En musique classique, le nom d’Andrès Segovia est presque synonyme du mot « guitare », de par l’importance de sa contribution au répertoire et à la renommée de l’instrument. Au début du 20e siècle, la guitare n’est pas jugée digne du domaine classique comme le piano ou le violon, même en Espagne. Ce manque de reconnaissance vient en partie d’un problème de lutherie : la guitare telle qu’on la fabrique alors n’émet pas un son assez puissant pour les salles de concert. On l’associe aussi davantage à la musique populaire.
Segovia s’attaque de front aux deux problèmes. D’abord, fidèle aux modèles de l’époque, il obtient de José Ramirez une guitare exceptionnelle qu’il doit, selon son souvenir, « payer en faisant connaître son fabricant partout dans le monde. » Plus tard, il collabore avec le luthier Hermann Hauser Sr. pour étendre la portée d’un nouveau modèle grâce à des bois et à des cordes de meilleure qualité. Tous deux la font aussi évoluer vers une forme plus ample qui en déploie la résonnance. En même temps, Segovia développe un répertoire exigeant, à la fois classique et contemporain. En plus d’adapter des pièces de Francisco Tárrega, il interprète lors de sa tournée de 1928 aux États-Unis les Études que le compositeur brésilien Heitor Villa-Lobos lui dédie. Une amitié au long cours s’établit entre eux et chacun contribue à la renommée de l’autre. Le guitariste s’attaque ensuite au répertoire de Bach, interprétant en 1935 sa version de la Chaconne de la partita no2, une pièce exigeante pour tout instrumentiste.
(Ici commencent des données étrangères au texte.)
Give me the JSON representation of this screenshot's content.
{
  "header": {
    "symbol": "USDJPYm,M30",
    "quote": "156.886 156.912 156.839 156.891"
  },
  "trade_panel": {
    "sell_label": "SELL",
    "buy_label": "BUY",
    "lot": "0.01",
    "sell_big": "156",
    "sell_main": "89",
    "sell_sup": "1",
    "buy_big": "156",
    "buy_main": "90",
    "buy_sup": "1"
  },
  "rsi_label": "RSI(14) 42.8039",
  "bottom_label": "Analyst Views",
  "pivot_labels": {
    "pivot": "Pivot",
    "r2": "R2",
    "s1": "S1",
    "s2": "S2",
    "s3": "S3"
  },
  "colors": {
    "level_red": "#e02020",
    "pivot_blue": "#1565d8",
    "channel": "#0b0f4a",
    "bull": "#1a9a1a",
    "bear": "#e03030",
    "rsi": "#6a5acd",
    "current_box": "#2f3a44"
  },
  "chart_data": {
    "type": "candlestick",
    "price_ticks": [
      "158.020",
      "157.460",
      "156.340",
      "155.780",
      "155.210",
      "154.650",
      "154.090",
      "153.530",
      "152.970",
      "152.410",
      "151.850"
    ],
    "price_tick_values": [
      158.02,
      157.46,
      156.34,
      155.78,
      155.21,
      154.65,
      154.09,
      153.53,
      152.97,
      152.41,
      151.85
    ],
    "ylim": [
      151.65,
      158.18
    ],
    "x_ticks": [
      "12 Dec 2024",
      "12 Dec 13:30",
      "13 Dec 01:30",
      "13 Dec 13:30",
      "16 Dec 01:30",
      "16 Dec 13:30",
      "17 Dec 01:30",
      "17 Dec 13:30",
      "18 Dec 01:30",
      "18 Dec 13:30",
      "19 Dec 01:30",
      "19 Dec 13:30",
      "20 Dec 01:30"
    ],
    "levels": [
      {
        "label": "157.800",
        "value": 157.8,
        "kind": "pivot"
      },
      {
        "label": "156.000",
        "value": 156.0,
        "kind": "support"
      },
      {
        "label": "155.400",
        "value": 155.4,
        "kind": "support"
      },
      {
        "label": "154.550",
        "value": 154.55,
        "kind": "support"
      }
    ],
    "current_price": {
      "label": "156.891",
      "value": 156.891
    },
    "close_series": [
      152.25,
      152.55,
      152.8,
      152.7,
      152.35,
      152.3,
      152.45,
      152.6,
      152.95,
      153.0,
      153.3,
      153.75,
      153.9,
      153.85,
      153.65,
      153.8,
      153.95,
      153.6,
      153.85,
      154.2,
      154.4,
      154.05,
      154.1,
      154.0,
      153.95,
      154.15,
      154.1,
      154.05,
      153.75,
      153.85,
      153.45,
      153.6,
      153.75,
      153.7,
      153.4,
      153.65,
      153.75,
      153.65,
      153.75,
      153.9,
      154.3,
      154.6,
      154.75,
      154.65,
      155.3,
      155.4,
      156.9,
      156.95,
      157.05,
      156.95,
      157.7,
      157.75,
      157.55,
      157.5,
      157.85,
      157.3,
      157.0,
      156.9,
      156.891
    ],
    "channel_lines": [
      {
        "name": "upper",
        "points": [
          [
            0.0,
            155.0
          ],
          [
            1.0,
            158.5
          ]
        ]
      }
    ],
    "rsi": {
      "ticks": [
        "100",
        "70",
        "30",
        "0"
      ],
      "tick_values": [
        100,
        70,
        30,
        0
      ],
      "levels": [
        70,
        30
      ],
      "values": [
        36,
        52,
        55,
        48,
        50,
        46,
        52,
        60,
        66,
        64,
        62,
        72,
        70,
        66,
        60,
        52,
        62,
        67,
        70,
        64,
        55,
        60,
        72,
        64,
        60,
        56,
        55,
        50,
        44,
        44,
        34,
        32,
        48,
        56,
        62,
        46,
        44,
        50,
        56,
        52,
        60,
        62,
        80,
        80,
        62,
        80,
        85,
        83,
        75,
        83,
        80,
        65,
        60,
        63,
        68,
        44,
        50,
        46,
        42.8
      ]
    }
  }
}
Après la 2e Guerre mondiale, il multiplie les enregistrements et les tournées en Europe et aux États-Unis. Il obtient d’ailleurs en 1958 le Grammy de la meilleure performance classique pour son disque Segovia Golden Jubilee. Ennobli en 1981 par le gouvernement espagnol, il continue de jouer jusqu’à un âge avancé, comme le montrent les documentaires Segovia at Los Olivos (1967) et The song of the guitar (1976), réalisés à neuf ans d’intervalle par Christopher Nupen. Segovia reçoit en 1986 un Grammy pour l’ensemble de sa carrière. Il meurt l’année suivante, malgré la prière qu’il formulait avec humour : « Mon Dieu, je ne tiens pas au paradis : s’il-vous-plaît, laissez-moi ici. » On peut en conclure que le Ciel autant que la Terre avait besoin d’un apôtre de la guitare.